Randolph Stanley Hewton, Carmencita (1922)
Les expositions du musée McCord consacrées à la mode sont toujours réussies, qu’il s’agisse de présenter une époque (la mode de l’Expo 67 à Montréal), l’œuvre d’un couturier (Balenciaga) ou celle d’un photographe (Horst P. Horst). L’exposition Norman Parkinson, photographe anglais dont j’ignorais l’existence, ne déroge pas à la règle.
Photographe de mode et portraitiste de vedettes (Audrey Hepburn, David Bowie, Jane Birkin, les Beatles et les Rolling Stones…), Parkinson a été actif durant près de six décennies, des années 1930 à la fin des années 1980. Associé principalement à Vogue, il a collaboré à d’autres magazines, tels que Harper’s Bazaar, Queen et Town & Country. Aussi doué pour le noir et blanc que pour la couleur, il appartient à la génération qui a réinventé la photographie de mode, en délaissant les poses statiques au profit d’un style dynamique et vivant, non dénué d’humour, et en faisant sortir les mannequins des studios pour investir les lieux extérieurs. L’impression de spontanéité qui se dégage de nombre de ses images s’appuie sur un sens très sûr de la composition.
Bien conçue, scénographiée et proportionnée (ni trop ni trop peu), l’exposition présente quatre-vingt photographies et une soixantaine de couvertures de magazines. En regard, une dizaine de robes et d’ensembles splendides de grands couturiers français, italiens et anglais, réalisés entre les années 1930 et 1970.
Les coïncidences heureuses. Dans une ville étrangère, alors qu’on vient de commencer la lecture du nouveau Jean Rolin, tomber nez à nez dans une vitrine sur des papillons morphos qui furent, pour l’auteur, l’élément déclencheur de l’écriture du livre.
Edward Loëvy, le Dandy nonchalant (1901)
La collection du musée de Pau est assez pauvre – du moins, soyons prudent, l’accrochage actuel – si on la compare à celles d’autres musées de province tels que ceux d’Angers, Rouen, Dijon, Agen… (Mais l’on me dit que le musée a proposé, l’année dernière, une remarquable exposition Goya.)
On a été privé du Dandy nonchalant d’Edward Loëvy, en punition dans les réserves, situation d’autant plus absurde que ce tableau a dû être tenu jusqu’à une date récente pour une œuvre phare de la collection du musée, propre à motiver l’édition d’un mug, toujours proposé à la vente, lui, dans la maigre boutique. Un émule de Philippe Muray pourrait en tirer une allégorie de la consommation culturelle contemporaine : vous ne verrez pas l’original mais vous pouvez acheter le mug.

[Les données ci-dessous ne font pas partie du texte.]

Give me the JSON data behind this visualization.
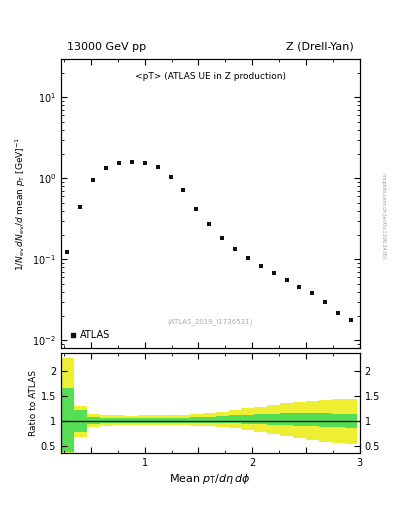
{
  "title_left": "13000 GeV pp",
  "title_right": "Z (Drell-Yan)",
  "annotation": "<pT> (ATLAS UE in Z production)",
  "ref_label": "(ATLAS_2019_I1736531)",
  "ylabel_main": "1/N_{ev} dN_{ev}/d mean p_{T} [GeV]",
  "ylabel_ratio": "Ratio to ATLAS",
  "xlabel": "Mean p_{T}/dη dϕ",
  "right_label": "mcplots.cern.ch [arXiv:1306.3436]",
  "data_x": [
    0.28,
    0.4,
    0.52,
    0.64,
    0.76,
    0.88,
    1.0,
    1.12,
    1.24,
    1.36,
    1.48,
    1.6,
    1.72,
    1.84,
    1.96,
    2.08,
    2.2,
    2.32,
    2.44,
    2.56,
    2.68,
    2.8,
    2.92
  ],
  "data_y": [
    0.125,
    0.45,
    0.95,
    1.35,
    1.55,
    1.6,
    1.55,
    1.4,
    1.05,
    0.72,
    0.42,
    0.27,
    0.185,
    0.135,
    0.105,
    0.082,
    0.067,
    0.055,
    0.045,
    0.038,
    0.03,
    0.022,
    0.018
  ],
  "ratio_x_edges": [
    0.22,
    0.34,
    0.46,
    0.58,
    0.7,
    0.82,
    0.94,
    1.06,
    1.18,
    1.3,
    1.42,
    1.54,
    1.66,
    1.78,
    1.9,
    2.02,
    2.14,
    2.26,
    2.38,
    2.5,
    2.62,
    2.74,
    2.86,
    2.98
  ],
  "ratio_green_lo": [
    0.38,
    0.78,
    0.93,
    0.96,
    0.96,
    0.96,
    0.96,
    0.96,
    0.96,
    0.96,
    0.96,
    0.96,
    0.96,
    0.95,
    0.94,
    0.93,
    0.92,
    0.91,
    0.9,
    0.89,
    0.88,
    0.87,
    0.86
  ],
  "ratio_green_hi": [
    1.65,
    1.22,
    1.08,
    1.06,
    1.05,
    1.05,
    1.06,
    1.06,
    1.06,
    1.06,
    1.07,
    1.08,
    1.1,
    1.11,
    1.12,
    1.13,
    1.14,
    1.15,
    1.16,
    1.16,
    1.15,
    1.14,
    1.13
  ],
  "ratio_yellow_lo": [
    0.36,
    0.68,
    0.87,
    0.9,
    0.91,
    0.91,
    0.91,
    0.91,
    0.91,
    0.91,
    0.9,
    0.89,
    0.87,
    0.85,
    0.82,
    0.78,
    0.74,
    0.7,
    0.66,
    0.62,
    0.58,
    0.56,
    0.54
  ],
  "ratio_yellow_hi": [
    2.25,
    1.3,
    1.14,
    1.12,
    1.11,
    1.1,
    1.11,
    1.11,
    1.12,
    1.12,
    1.13,
    1.15,
    1.18,
    1.22,
    1.25,
    1.28,
    1.32,
    1.35,
    1.38,
    1.4,
    1.42,
    1.43,
    1.43
  ],
  "xlim": [
    0.22,
    3.0
  ],
  "ylim_main": [
    0.008,
    30
  ],
  "ylim_ratio": [
    0.35,
    2.35
  ],
  "color_data": "#111111",
  "color_green": "#55dd55",
  "color_yellow": "#eeee33",
  "bg_color": "#ffffff"
}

On s’est consolé de l’absence du Dandy avec un autre aimable nonchalant, au second plan d’une toile d’Henri Zo, contemporaine du tableau de Loëvy.
Henri Zo, le Patio (1907)
Passage éclair à Montpellier pour raisons professionnelles, et trop brève échappée – pour cette raison un peu frustrante – dans cette ville aux labyrinthes emboîtés : plan déroutant du musée Fabre ; dédale de la vieille ville ; lacis, au soir tombant, des allées du Jardin des plantes que hantent tant de fantômes : Paul Valéry, Pierre Louÿs, Valery Larbaud, Jorge Luis Borges.
Au musée Fabre, ce sont deux tableaux maniéristes qui m’ont fait vibrer : l’un de Jean Cousin, l’autre d’Alessandro Allori, élève et fils adoptif de Bronzino. Au passage, je me suis demandé si mon goût croissant pour le maniérisme (Pontormo au premier rang) n’était pas en partie une réaction à l’air du temps : plus l’époque encourage, dans la fiction et pire encore en poésie, le déballage sans filtre au nom d’une sacro-sainte authenticité (« je balance mes tripes et prends ça dans ta gueule ») et plus me séduit cet art distancé, cérébral et savant, aux tons froids, antinaturaliste, truffé d’allusions compliquées, où le feu couve sous la glace.